Relaxation au sol, de la tête aux pieds :

Le Tao de la relaxation utilise la relaxation allongée ou couchée pour détendre les trois zones importantes du corps : l’avant, le milieu et l’arrière en procédant de la tête vers les mains et les pieds. La relaxation débute chaque fois à la tête pour descendre dans les différentes parties du corps et permettre de libérer les tensions, les douleurs, les émotions négatives et les faire sortir par le bout des doigts et le bout des orteils. Une fois libéré du négatif, le corps peut d’abord recevoir et se remplir des énergies positives de joie et de lumière dorée. Pour se détendre et se relaxer encore plus profondément le corps et l’esprit accueillent la douceur, le calme et la lumière bleue qui se répand dans toutes les cellules.

Relaxation debout :

Le Tao de la relaxation comporte aussi des exercices debout pour délier les tensions, les blocages, les douleurs logés dans l’axe du corps. La posture de Chi Kung (Qi Gong) et la respiration profonde sont à la base de ces exercices. La force est un élément important de la relaxation d’où l’importance des exercices de contraction et de relaxation combinés et alternés pour atteindre la détente. La relaxation debout comporte treize exercices d’éveil énergétiques des zones importantes de tension dans le corps : l’abdomen, les mains, le cou, la gorge, les épaules, la taille, les vertèbres lombaires, la base du sacrum, la colonne vertébrale.

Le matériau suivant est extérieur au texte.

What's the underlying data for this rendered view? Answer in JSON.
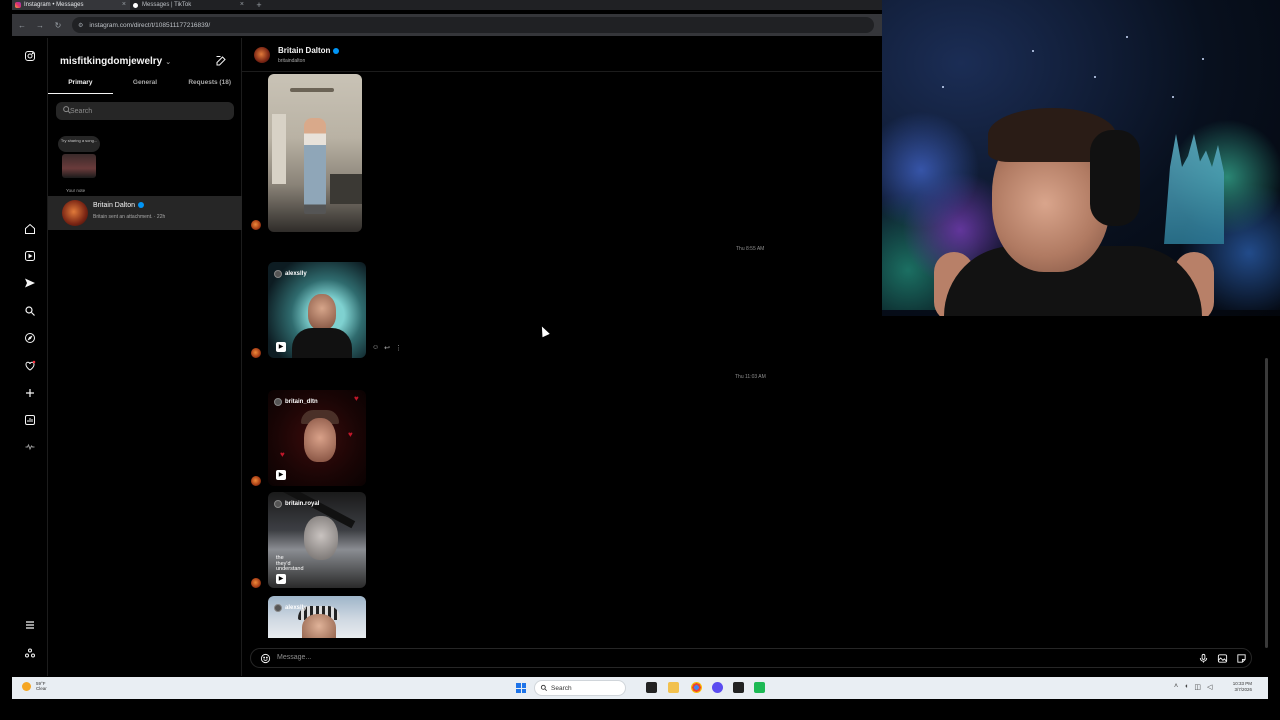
{
  "browser": {
    "tabs": [
      {
        "title": "Instagram • Messages",
        "active": true
      },
      {
        "title": "Messages | TikTok",
        "active": false
      }
    ],
    "new_tab": "+",
    "url": "instagram.com/direct/t/108511177216839/"
  },
  "instagram": {
    "account_name": "misfitkingdomjewelry",
    "inbox_tabs": [
      "Primary",
      "General",
      "Requests (18)"
    ],
    "search_placeholder": "Search",
    "note": {
      "bubble_text": "Try sharing a song...",
      "label": "Your note"
    },
    "threads": [
      {
        "name": "Britain Dalton",
        "verified": true,
        "preview": "Britain sent an attachment. · 22h"
      }
    ]
  },
  "chat": {
    "name": "Britain Dalton",
    "username": "britaindalton",
    "verified": true,
    "messages": [
      {
        "kind": "video",
        "label": ""
      },
      {
        "kind": "timestamp",
        "text": "Thu 8:55 AM"
      },
      {
        "kind": "reel",
        "handle": "alexslly"
      },
      {
        "kind": "timestamp",
        "text": "Thu 11:03 AM"
      },
      {
        "kind": "reel",
        "handle": "britain_dltn"
      },
      {
        "kind": "reel",
        "handle": "britain.royal",
        "caption": "the\nthey'd\nunderstand"
      },
      {
        "kind": "reel",
        "handle": "alexslly"
      }
    ],
    "composer_placeholder": "Message..."
  },
  "taskbar": {
    "weather_temp": "59°F",
    "weather_desc": "Clear",
    "search_label": "Search",
    "time": "10:33 PM",
    "date": "3/7/2026"
  },
  "colors": {
    "ig_bg": "#000000",
    "verified_blue": "#0095f6",
    "thread_selected": "#262626",
    "taskbar_bg": "#e9eef3"
  }
}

Relaxation par l’automassage de l’énergie :

Le Tao de la relaxation utilise les mains de la personne, après les avoir rechargées, pour activer et taper diverses zones importantes du corps. Les mains et les bras sont activés par la rotation de la taille pour frapper sur les hanches, le pubis, les angles du colon, les divers organes internes dans les zones avant et arrière du corps et stimuler ainsi l’énergie vitale et l’activité interne.

La relaxation par l’automassage de l’énergie agit aussi par la rotation de la taille et l’utilisation des poings fermés sur l’activation simultanée des points de l’avant et du dos de l’orbite microcosmique pour équilibrer et stimuler les énergies des glandes et des organes correspondants.

Relaxation des organes internes ou harmonisation des émotions :

Le Tao de la relaxation utilise aussi les pratiques du Tao des émotions pour libérer les tensions, les stress créés par les émotions négatives. Le sourire intérieur transforme les émotions négatives des organes en énergie positive et augmente ainsi la vitalité des organes et des parties du corps qui en dépendent selon leurs correspondances énergétiques. D’autres pratiques taoïstes servent aussi à épurer et à transformer les émotions négatives, les déséquilibres énergétiques en émotions et en énergies positives, comme les Six Sons de la Santé. La relaxation est la conséquence et le résultat de ces transformations des tensions et des émotions négatives logées dans les organes internes en émotions positives. Les organes internes sont comme des centrales électriques qui lorsqu’elles sont pleines permettent de diffuser l’électricité ou l’énergie dans les régions ou les zones desservies. La relaxation des organes internes permet de rester calme et centré et de s’agiter ou de s’activer à l’extérieur sans se stresser à l’intérieur.